The State IT Agency (SITA) has reduced its reliance on labour brokers by over 80%.
Anthea Summers, GM of corporate communications, says there are numerous reasons for this decision.
“But at the heart of it was the need to implement the SITA turnaround strategy, which emphasised fiscal discipline and organisational fitness, as part of SITA's renewal.”
She adds that it has also been critical that the organisation evaluate the needed skills set that is linked to the organisation becoming a prime systems integrator for government.
“This includes the move from SITA to provide an end-to-end service. All these have bearing on the kind of skills/employees that the organisation needs at this critical time. Furthermore, over the last financial year, SITA implemented a conversion process - based on skills - for people to become permanent employees or fixed-term contractors.”
Disowning employees
SITA CEO Blake Mosley-Lefatola, in an interview with ITWeb last month, said contractors who work with the agency are not its employees and so it does not have contractual obligations to them.
This comes after ITWeb in July reported that contractors doing work for SITA threatened to strike due to a lack of increases, the delay in being made permanent employees, and non-existent communication with SITA authorities, among other issues.
“So they are not employees. For all intents and purposes they may not be seen as employees of SITA. They are employees for those labour broking houses.”
It is the responsibility of the labour broking owners to interact with their employees around their conditions of employment, said the CEO.
SITA has interacted with the labour broking houses and indicated it feels the working relationship is not very good and so further interaction is needed between the contractors and labour brokers.
Losing contractors
However, a labour broker who works with SITA and prefers to remain anonymous, says Mosley-Lefatola is wrongly placing the blame of the contractors' unhappiness on labour broking houses.
“Contracting creates an ideal forum for the technical-by-heart person who prefers to remain in the consulting stream and does not want to become part of an organisation's structure and politics. It also satisfies the typical fluctuating demand for IT expertise in the market.”
He explains that the contracting model has evolved over the years, and the main difference is that labour brokers now employ their consultants with a salary, training, leave and benefits, but still provide them to the clients on a contracting basis.
“The negative branding of labour brokers I think unfairly includes the IT sector as well. Our consultants/contractors are highly skilled, with above average remuneration and are well cared for, otherwise we lose them.”
Largest labour broker
SITA previously worked with labour brokers but now aims to contract all its contractors directly, according to the labour broker.
“A large section of their resourcing pool is contractors of which the bulk is directly contracted. So, when the CEO is saying the labour brokers are not doing their part in communicating with their consultants, he is misleading the market and doing the industry a huge injustice. It is SITA themselves that are treating their contractors badly. The SITA contractors that threaten to strike are all SITA-direct contractors.”
He explains that many of these were forced to move away from their labour brokers and sign-up with SITA directly, or lose their jobs.

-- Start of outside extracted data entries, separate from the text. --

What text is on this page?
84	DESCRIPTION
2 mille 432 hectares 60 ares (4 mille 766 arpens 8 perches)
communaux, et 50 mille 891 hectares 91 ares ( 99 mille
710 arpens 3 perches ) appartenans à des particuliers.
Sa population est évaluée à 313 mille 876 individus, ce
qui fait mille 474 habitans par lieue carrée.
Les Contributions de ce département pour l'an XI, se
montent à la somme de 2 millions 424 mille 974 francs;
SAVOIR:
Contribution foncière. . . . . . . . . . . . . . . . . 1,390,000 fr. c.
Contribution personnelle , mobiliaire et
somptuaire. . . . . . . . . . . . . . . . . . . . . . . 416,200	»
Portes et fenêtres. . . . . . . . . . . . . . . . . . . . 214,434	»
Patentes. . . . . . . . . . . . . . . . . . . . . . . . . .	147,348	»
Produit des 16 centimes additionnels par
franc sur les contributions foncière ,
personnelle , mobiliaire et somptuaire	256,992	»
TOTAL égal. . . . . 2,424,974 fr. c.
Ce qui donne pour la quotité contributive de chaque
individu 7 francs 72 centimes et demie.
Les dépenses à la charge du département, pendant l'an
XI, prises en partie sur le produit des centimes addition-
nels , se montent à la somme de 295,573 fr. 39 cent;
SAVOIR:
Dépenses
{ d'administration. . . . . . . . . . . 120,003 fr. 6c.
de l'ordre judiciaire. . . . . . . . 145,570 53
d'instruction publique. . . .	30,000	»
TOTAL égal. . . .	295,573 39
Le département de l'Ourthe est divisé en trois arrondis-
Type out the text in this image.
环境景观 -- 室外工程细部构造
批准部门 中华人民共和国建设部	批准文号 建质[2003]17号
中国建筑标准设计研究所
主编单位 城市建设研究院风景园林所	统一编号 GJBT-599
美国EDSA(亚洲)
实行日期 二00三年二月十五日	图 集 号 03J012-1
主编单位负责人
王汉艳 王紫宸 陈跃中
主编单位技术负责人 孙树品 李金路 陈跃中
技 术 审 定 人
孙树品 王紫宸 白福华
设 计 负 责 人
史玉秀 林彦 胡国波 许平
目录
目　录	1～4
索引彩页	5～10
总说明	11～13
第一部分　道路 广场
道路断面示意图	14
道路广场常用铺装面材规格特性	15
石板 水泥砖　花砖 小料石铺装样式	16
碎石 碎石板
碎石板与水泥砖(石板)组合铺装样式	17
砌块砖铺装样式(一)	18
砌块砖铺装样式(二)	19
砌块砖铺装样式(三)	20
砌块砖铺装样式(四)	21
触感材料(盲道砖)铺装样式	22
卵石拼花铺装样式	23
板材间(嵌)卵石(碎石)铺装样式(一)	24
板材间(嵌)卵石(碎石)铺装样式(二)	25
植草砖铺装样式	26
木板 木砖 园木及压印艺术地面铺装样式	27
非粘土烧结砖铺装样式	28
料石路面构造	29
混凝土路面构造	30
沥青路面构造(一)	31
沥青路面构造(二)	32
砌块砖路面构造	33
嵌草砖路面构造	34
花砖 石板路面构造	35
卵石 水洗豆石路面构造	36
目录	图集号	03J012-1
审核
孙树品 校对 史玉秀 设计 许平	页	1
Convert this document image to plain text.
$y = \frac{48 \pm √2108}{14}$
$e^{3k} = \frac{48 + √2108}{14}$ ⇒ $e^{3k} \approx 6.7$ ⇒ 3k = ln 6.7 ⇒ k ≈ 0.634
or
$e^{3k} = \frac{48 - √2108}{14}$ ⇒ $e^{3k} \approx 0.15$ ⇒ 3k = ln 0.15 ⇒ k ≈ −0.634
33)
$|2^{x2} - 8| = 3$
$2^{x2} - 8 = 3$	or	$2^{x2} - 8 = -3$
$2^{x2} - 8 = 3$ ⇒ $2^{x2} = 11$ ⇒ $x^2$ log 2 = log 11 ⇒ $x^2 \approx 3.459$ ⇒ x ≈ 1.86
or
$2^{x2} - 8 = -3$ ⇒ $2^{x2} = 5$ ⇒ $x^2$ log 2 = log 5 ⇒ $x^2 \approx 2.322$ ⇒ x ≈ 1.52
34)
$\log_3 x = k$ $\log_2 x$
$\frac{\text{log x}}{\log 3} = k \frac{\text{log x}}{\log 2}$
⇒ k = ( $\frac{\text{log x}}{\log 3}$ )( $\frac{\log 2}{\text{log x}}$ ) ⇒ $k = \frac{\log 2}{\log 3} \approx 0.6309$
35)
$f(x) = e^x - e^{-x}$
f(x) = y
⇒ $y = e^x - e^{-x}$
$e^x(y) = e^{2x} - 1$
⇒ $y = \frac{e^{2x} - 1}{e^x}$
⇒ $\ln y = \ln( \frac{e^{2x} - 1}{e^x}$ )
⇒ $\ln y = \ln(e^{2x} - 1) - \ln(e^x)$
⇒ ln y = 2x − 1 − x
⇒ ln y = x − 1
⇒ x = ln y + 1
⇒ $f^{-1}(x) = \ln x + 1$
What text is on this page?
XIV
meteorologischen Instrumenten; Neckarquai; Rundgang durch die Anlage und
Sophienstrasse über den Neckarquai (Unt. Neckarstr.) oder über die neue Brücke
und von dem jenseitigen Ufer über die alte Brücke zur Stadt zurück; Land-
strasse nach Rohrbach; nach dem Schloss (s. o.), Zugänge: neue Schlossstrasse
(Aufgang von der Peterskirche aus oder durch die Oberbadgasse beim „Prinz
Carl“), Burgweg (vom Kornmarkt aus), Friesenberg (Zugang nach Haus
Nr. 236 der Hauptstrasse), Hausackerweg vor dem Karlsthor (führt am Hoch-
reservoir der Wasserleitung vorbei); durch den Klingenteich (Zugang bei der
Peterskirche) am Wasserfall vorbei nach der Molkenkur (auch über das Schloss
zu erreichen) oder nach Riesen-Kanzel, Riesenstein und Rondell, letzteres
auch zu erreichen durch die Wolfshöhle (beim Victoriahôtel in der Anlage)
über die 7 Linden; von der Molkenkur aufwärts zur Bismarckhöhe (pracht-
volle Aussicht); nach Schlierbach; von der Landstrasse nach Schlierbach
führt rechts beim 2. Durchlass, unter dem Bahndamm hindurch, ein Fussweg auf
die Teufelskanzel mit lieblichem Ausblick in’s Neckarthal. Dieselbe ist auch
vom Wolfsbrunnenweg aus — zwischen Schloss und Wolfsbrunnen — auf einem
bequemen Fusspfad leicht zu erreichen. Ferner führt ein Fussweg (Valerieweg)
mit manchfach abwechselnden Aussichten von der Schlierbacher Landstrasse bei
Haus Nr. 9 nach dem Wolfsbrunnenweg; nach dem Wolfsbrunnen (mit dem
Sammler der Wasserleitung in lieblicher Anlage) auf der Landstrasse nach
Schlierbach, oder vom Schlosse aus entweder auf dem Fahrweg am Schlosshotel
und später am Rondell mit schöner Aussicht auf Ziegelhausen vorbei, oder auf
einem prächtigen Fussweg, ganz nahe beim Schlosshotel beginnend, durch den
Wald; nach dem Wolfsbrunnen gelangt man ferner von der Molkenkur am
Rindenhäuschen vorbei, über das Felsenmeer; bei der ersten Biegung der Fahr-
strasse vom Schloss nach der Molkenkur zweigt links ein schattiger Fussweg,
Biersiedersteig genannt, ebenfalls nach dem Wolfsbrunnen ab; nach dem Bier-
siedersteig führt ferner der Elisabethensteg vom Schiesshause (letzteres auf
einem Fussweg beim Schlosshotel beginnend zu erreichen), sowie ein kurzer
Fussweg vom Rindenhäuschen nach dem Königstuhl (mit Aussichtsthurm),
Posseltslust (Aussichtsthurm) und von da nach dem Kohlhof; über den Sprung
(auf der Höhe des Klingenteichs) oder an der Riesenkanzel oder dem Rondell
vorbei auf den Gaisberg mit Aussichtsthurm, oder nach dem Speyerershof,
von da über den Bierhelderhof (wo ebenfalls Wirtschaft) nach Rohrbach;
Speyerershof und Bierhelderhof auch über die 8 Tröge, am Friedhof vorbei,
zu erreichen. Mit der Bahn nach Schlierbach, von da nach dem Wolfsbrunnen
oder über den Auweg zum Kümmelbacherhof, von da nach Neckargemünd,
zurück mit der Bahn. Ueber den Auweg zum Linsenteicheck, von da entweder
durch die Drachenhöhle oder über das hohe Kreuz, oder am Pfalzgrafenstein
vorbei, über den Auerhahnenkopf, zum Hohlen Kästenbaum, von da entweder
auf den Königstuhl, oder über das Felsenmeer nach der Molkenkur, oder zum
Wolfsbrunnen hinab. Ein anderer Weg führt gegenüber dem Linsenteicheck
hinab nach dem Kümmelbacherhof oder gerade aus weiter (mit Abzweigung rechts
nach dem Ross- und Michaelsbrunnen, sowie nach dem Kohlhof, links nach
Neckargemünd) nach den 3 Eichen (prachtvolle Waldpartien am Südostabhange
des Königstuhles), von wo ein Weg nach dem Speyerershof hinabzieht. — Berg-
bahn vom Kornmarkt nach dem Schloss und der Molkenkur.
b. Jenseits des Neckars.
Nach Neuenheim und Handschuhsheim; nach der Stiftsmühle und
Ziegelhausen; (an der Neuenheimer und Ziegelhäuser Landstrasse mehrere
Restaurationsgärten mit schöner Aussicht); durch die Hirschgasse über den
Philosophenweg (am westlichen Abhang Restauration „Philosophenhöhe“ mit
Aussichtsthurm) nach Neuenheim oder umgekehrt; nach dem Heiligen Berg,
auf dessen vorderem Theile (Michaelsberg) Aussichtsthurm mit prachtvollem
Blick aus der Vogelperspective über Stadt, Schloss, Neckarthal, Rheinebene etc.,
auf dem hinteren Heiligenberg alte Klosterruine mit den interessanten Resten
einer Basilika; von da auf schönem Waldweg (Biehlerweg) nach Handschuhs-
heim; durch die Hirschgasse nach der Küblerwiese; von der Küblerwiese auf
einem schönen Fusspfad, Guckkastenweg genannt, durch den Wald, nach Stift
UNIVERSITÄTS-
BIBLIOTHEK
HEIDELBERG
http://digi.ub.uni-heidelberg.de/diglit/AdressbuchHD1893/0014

“SITA had no rationale to do this, other than to increase their margins. They are now poised to become the largest labour broker in the country, preventing their private sector counterparts from participating in government business. Yet, they do not have the correct approach, models and attitude in place to deal with contractors.
“With this attitude of 'they're not ours', they are adding oil to the anti-labour broker fire.”
These feelings were also expressed by SITA contractors who approached ITWeb with several issues regarding SITA as an employer.
Government monopoly
SITA's largest services-income is generated through the “consulting model” by providing IT skills to government, a market it has now forcibly made its own to share with no one, according to the labour broker.
“That is an unhealthy situation. They are players and referee, and no one to measure them. They may claim to work under Treasury rates, but have an input in that as well.
“So, while nothing has changed as far as government's dependence on external IT skills is concerned, the market to supply has been monopolised by a government institution. SITA is doing nothing different than the labour brokers they play down.”
SITA employs personnel under similar contracts, but in the past the consultants had labour brokers to act as the buffer.
“SITA is a government organisation, with excessive personnel departments, regulations, red-tape and overheads, and they could never compete with the private sector so they just eliminate them from the government IT sector.”
Unachieved goal
Last year, Cabinet adopted a turnaround framework for the ailing SITA. One of the outcomes of the strategy is for the agency to become an employer of choice, said public service and administration minister Richard Baloyi previously.
However, contractors employed by the agency may strike due to unhappiness with the agency's HR procedures.
SITA was established to ensure government benefits through bulk purchasing of ICT goods and services, and to deliver e-government services and establish an ICT skills development plan.
However, it has been beleaguered by allegations of large-scale corruption, irregular procurement practices, and poor governance and leadership.